En revanche, on ne compte plus les lettres de lecteurs beaucoup plus "scientifiquement alphébitisés" que nous. L'un d'eux, responsable d'un laboratoire scientifique, nous a, en plus de ses calculs, fait parvenir une citation de Paul Valéry qui résume assez bien ce débat: "Ce qui est simple est toujours faux. Ce qui ne l'est pas est inutilisable"...

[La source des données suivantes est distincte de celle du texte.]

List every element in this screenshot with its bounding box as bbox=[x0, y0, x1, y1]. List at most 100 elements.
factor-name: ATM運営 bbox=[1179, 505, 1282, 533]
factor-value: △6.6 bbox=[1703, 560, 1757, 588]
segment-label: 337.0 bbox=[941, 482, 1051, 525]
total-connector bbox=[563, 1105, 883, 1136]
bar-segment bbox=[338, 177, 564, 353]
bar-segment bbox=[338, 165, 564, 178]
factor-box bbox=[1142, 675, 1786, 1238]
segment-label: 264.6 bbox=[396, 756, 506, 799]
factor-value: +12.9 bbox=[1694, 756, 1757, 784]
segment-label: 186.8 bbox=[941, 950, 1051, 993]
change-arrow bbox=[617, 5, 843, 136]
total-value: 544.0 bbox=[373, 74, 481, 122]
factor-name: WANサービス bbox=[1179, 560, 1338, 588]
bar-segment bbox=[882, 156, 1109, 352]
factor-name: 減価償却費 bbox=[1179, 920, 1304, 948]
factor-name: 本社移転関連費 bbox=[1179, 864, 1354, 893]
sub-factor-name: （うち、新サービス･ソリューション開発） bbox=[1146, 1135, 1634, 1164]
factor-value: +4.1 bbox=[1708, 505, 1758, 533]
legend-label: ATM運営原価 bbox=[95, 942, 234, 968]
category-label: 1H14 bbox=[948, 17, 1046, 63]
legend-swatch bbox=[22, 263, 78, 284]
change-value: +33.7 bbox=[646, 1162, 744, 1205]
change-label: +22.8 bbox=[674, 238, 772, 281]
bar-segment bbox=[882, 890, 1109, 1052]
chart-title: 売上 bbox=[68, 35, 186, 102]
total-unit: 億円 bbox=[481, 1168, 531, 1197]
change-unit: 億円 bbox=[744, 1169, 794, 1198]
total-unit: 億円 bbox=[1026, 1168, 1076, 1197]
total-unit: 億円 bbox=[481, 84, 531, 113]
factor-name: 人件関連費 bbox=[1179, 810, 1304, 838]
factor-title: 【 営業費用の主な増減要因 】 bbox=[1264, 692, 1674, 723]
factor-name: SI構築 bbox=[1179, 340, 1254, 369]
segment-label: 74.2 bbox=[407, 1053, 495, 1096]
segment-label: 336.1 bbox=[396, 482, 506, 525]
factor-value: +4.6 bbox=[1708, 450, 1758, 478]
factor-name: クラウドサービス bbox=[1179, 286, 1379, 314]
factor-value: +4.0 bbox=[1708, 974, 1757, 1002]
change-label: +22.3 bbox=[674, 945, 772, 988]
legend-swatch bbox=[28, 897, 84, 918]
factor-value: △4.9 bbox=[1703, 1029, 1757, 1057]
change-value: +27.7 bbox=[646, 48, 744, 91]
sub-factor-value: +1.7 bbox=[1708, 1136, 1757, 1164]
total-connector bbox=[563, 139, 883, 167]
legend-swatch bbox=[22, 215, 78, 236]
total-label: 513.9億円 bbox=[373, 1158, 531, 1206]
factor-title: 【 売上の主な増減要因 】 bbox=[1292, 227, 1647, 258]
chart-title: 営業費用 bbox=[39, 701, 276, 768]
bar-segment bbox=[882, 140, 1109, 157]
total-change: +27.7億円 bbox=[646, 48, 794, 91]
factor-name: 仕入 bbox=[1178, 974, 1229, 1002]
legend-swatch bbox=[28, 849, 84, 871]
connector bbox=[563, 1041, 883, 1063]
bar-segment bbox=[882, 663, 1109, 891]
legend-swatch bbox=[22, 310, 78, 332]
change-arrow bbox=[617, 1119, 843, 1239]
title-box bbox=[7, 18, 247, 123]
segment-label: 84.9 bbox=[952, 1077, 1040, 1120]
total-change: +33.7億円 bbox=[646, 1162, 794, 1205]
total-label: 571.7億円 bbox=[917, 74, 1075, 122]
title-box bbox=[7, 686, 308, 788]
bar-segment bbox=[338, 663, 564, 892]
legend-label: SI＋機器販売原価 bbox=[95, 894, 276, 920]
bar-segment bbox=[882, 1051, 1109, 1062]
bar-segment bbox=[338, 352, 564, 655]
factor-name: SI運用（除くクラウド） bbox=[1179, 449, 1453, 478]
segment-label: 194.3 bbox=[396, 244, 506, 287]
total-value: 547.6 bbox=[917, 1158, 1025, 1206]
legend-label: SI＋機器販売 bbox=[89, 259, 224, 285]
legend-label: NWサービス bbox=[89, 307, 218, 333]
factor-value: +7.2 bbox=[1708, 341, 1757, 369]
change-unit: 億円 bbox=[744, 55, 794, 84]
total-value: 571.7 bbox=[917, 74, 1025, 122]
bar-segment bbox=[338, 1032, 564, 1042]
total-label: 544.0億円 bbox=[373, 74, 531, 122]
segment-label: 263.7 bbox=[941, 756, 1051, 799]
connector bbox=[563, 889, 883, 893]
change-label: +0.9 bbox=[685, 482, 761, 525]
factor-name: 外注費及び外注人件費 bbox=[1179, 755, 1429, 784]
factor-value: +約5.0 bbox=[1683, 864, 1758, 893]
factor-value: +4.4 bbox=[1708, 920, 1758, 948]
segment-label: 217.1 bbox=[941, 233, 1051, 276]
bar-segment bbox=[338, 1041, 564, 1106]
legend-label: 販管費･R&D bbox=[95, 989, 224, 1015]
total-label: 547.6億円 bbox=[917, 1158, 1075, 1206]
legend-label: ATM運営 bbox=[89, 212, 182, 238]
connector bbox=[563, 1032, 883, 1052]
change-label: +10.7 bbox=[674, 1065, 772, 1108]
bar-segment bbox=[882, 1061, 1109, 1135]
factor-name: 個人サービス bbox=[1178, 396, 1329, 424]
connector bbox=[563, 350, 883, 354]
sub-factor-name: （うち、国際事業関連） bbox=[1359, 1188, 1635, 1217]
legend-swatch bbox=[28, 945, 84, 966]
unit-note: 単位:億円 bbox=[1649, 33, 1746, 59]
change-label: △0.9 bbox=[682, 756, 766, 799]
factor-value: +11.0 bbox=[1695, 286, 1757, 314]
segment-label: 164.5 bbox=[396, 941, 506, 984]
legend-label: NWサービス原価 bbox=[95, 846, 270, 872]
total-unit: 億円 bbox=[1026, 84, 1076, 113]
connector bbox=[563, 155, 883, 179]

C'est pourquoi, pour faire simple et utilisable à la fois, nous vous épargnerons une harassante bataille d'équations... Et, pour éviter de jouer au tennis avec des boules de pétanque, ce qui serait un peu lourd, ou de jouer à la pétanque avec des balles de tennis, ce qui passerait pour un peu léger, nous admettrons qu'avec sa réforme des lycées le dégraisseur de mammouth a d'autres motifs d'avoir les boules. D'autres problèmes de frottements comme ironise dans "Libération" du 7 mars une sommité de l'Ecole Normale Supérieure de la rue d'Ulm (un autre Prix Nobel de Physique?), interrogée après un physicien du Collège de France, qui "confirme la version du palmipède".
Bref, même s'il refusait d'admettre que la réalité ne dépasse pas les frictions, nous ne saurions en vouloir au Ministre de choisir dans cette polémique sur la chute des corps de... laisser tomber.